Put the beer and sugar into a large pot. Put the pot in an oven above 183 degrees. I understand that you should smell a fairly strong alcohol odor for the first 1/2 hour or so ( I
didn’t notice one), but the alcohol should boil off after that, leaving a brew with an alcohol
content of between .25 and .5 percent (orange juice has about .5 percent, I understand.)

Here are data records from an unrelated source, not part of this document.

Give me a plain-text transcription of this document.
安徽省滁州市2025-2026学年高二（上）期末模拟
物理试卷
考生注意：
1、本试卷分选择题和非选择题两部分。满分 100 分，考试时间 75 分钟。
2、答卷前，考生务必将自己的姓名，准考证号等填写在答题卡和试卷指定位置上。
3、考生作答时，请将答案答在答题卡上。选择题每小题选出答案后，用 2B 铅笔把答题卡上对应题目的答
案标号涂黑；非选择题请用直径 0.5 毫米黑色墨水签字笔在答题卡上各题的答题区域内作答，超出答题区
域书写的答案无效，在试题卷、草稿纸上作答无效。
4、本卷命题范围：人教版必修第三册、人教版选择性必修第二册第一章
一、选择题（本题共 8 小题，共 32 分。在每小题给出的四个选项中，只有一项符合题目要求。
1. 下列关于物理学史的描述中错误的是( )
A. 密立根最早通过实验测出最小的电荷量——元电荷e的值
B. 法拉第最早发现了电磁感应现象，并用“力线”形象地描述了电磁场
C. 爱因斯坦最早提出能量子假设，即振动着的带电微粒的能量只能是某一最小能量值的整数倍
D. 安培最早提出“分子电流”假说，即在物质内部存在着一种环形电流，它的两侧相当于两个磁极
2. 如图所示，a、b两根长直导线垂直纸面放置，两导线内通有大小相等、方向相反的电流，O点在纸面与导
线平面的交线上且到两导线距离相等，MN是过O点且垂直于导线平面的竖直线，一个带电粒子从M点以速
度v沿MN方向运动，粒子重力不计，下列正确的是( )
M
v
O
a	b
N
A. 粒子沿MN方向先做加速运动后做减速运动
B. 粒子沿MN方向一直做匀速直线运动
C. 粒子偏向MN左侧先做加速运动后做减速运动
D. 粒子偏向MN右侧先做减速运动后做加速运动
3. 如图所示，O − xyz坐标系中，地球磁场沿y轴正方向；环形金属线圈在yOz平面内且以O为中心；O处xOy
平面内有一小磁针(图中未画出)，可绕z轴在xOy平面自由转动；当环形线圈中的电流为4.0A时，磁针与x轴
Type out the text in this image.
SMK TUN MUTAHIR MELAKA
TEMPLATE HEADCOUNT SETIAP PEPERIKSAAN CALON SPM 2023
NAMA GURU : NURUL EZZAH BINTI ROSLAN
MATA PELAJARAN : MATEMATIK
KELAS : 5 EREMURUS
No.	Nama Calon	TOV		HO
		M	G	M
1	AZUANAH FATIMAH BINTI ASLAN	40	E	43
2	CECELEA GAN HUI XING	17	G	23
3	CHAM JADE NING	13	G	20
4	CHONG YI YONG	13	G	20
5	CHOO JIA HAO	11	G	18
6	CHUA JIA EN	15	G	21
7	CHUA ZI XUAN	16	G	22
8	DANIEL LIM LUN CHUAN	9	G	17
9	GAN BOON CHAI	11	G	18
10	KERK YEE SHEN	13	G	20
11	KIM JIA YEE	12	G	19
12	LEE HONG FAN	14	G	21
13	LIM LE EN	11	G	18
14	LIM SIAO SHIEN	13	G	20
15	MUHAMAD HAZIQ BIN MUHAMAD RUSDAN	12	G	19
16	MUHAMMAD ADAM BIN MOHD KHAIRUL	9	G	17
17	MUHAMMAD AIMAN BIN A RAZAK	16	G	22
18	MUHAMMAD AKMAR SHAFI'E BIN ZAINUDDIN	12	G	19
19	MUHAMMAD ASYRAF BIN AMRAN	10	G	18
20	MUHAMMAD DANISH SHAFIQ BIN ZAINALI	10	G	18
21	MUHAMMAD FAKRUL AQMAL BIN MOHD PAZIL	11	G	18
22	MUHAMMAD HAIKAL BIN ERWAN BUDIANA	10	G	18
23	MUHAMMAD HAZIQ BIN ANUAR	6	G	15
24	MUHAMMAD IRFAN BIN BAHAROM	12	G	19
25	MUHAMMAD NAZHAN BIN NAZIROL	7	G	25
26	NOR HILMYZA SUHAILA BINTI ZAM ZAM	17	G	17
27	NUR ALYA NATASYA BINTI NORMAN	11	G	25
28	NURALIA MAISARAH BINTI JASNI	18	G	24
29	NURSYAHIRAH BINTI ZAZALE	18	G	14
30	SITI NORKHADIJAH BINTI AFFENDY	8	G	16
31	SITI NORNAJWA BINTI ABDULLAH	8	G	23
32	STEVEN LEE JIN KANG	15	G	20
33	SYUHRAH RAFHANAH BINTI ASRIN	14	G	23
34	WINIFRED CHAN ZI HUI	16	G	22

It's then VERY IMPORTANT to cool the beer to under 80 degrees before you add yeast. If you don't, you'll kill the yeast. Set the pot in a sink full of ice and you should be good to go. Use a thermometer to be sure of your temperature.

1 package ale yeast

I don't think that you need worry too much about amounts here. There's not a whole lot of
yeast in a package, and it multiplies based on the amount of food available (the sugars listed above. If you have surplus, it dies early, that's all. I might be wrong about this, and you may find an excess of yeast sediment in the bottom of your bottles, but you could probably be safe in putting in as little as 1/4 of a package and still get good results. I'd be far more concerned with too few yeasts than too many.

Another important thing about yeasts. You'll probably want to rehydrate the yeast in 1/2 cup
of water that's been boiled and cooled to below 80 degrees (the container you use for the
yeast and water should be boiled too - pyrex glass or a canning jar). This will ensure even
distribution amongst the beer and give the yeast a good start. After you re-hydrate the
yeast, let it sit out for an hour or two, covered with a clean piece of foil or a sanitized canning lid.

If you have another pot (sanitized!) it'll probably work best to add the rehydrated yeast to it,
then add the de-alcoholed and cooled beer to that pot, which will allow the yeast to mix with
the beer without hands needing to touch them.

You'll probably want to use a funnel to get the beer into the bottles. This should (of course)
be sanitized. As should the bottles - I know they've just had beer in them, but brewers are
paranoid.

Boil your bottlecaps (you'll probably have to get new ones from the beer store - I can't
imagine that the old ones would have a good seal after they've been popped. Scot and Linda have (I think) an old butterfly-style capper to re-cap the bottles. Handle the caps as little as possible, but if your hands are clean, and you've been clean the rest of the way, I think you're just about there.

Store the bottles in a cool, dark place for 2 weeks, and see what you've got!

I know this is a lot of info, but it's really very easy. All you need to do is be aware of the
cleanliness issues, and all the rest is just fun. It'll be a lot of work for a six pack, better (I'm
guessing) when you do it for a larger quantity.

This sounds difficult...but it's not really. I had never made beer before in my life....and it only
took be about 3 hours from start to finish.

Oh...I forgot to tell you...the 6 bottle batch was just a tester to see if it would work.... when it did we actually did 2 cases. You lose about 1 bottle out of 6 from the 'cooking' process.

We did 16 shows and had enough for all the shows and the tech rehearsals too.

Option #2 by BJAMESMG:
We've used O'doul's Amber-a budwieser product for dark beers in shows. Just carefully pour the liquid into your bottles and you get a good looking beer thats almost alcohol free(.5%) and is not too unpleasant tasting. Here in Michigan it costs around $4.00 a six pack plus deposit. If I were to try to intensify its color I would use the brown icing coloring and stir up a batch of deep color, add a bit of this color to my empty bottles and then pour in the uncolored liquid.